You know when we are going to be out of Afghanistan, where the United States has become just one more losing road team? Sometime around the 12th of Never. The more who die there, the more we send over. This is Obama‘s surge, just without him calling it that, because that would make him sound too much like the big war President before him.
Obama’s critics on the right aren’t doing this to him, neither are career draft dodgers like Dick Cheney. The change candidate becomes just another President telling us that if we lose Afghanistan then there goes Pakistan next, and after that, look out, Minneapolis.
Perhaps President Obama can convince me on Tuesday night that it’s somehow a smart choice, sending 30,000 more Americans to get picked off in Afghanistan. But I sure don’t see the “why” of it from here.

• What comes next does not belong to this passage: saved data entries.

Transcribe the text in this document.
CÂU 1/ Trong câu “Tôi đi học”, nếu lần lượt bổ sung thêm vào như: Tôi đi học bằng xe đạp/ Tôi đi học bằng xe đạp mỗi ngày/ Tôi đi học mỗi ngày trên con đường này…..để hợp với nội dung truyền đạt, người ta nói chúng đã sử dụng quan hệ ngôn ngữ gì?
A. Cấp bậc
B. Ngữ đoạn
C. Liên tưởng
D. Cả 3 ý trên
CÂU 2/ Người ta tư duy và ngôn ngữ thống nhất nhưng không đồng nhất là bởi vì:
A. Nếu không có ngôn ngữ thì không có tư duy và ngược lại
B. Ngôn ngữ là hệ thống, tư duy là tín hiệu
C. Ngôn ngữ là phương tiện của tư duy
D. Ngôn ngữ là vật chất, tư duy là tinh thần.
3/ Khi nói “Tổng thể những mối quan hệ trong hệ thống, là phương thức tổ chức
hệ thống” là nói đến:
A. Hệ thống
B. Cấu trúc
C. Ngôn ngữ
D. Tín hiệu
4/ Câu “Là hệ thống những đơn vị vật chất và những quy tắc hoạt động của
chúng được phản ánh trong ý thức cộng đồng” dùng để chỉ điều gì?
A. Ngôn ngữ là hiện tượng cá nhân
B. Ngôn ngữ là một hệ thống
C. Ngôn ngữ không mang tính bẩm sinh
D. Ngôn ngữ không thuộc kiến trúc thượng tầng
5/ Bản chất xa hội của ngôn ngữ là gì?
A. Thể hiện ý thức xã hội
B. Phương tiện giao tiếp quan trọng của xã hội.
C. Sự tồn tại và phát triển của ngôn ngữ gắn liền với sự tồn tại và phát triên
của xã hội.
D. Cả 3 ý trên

Even with the “why,” I don’t see the “how.” I don’t really believe it’s possible to win in Afghanistan, if “win” means “controlling the country in some manner by force.” Who has in the past? Didn’t we just get done chuckling about the Soviet Union’s dismal failure there? Didn’t anyone in the White House at least read or watch Charlie Wilson’s War? Were they too distracted by Amy Adams‘s great legs to notice the part of the movie where the Soviet Army got clobbered?
A few weeks back I was reading through some old Sherlock Holmes stories, where Dr. Watson remarks on the “Jezail bullet” he caught during his stint in Afghanistan with the British Army. (“The Jezail bullet which I had brought back in one of my limbs as a relic of my Afghan campaign throbbed with dull persistence.”) That was written 120 years ago!
In fact, Watson got his bullet in the Second Afghan War (1878-80), which followed the First Afghan War (1839-42), which started 170 full years ago. The British Empire then was as all-powerful as our military is today, and look where it got them. (They went back for a Third Afghan War in 1919, just for laughs.)
Wars of occupation in Afghanistan just don’t go over very well. It’s not a good fact or a bad fact — it is just a fact.
We should have nabbed Osama bin Laden in Afghanistan when we had the chance. We didn’t. It won’t help throwing 30,000 or 100,000 more troops into an occupied country now.
I’d like to trust President Obama. I’d like to believe he knows far more about world affairs and has much more inside information than I do. I really would. But this just seems nuts. It’s two big scoops of 98% butterfat krazy. It leaves me feeling pretty hopeless.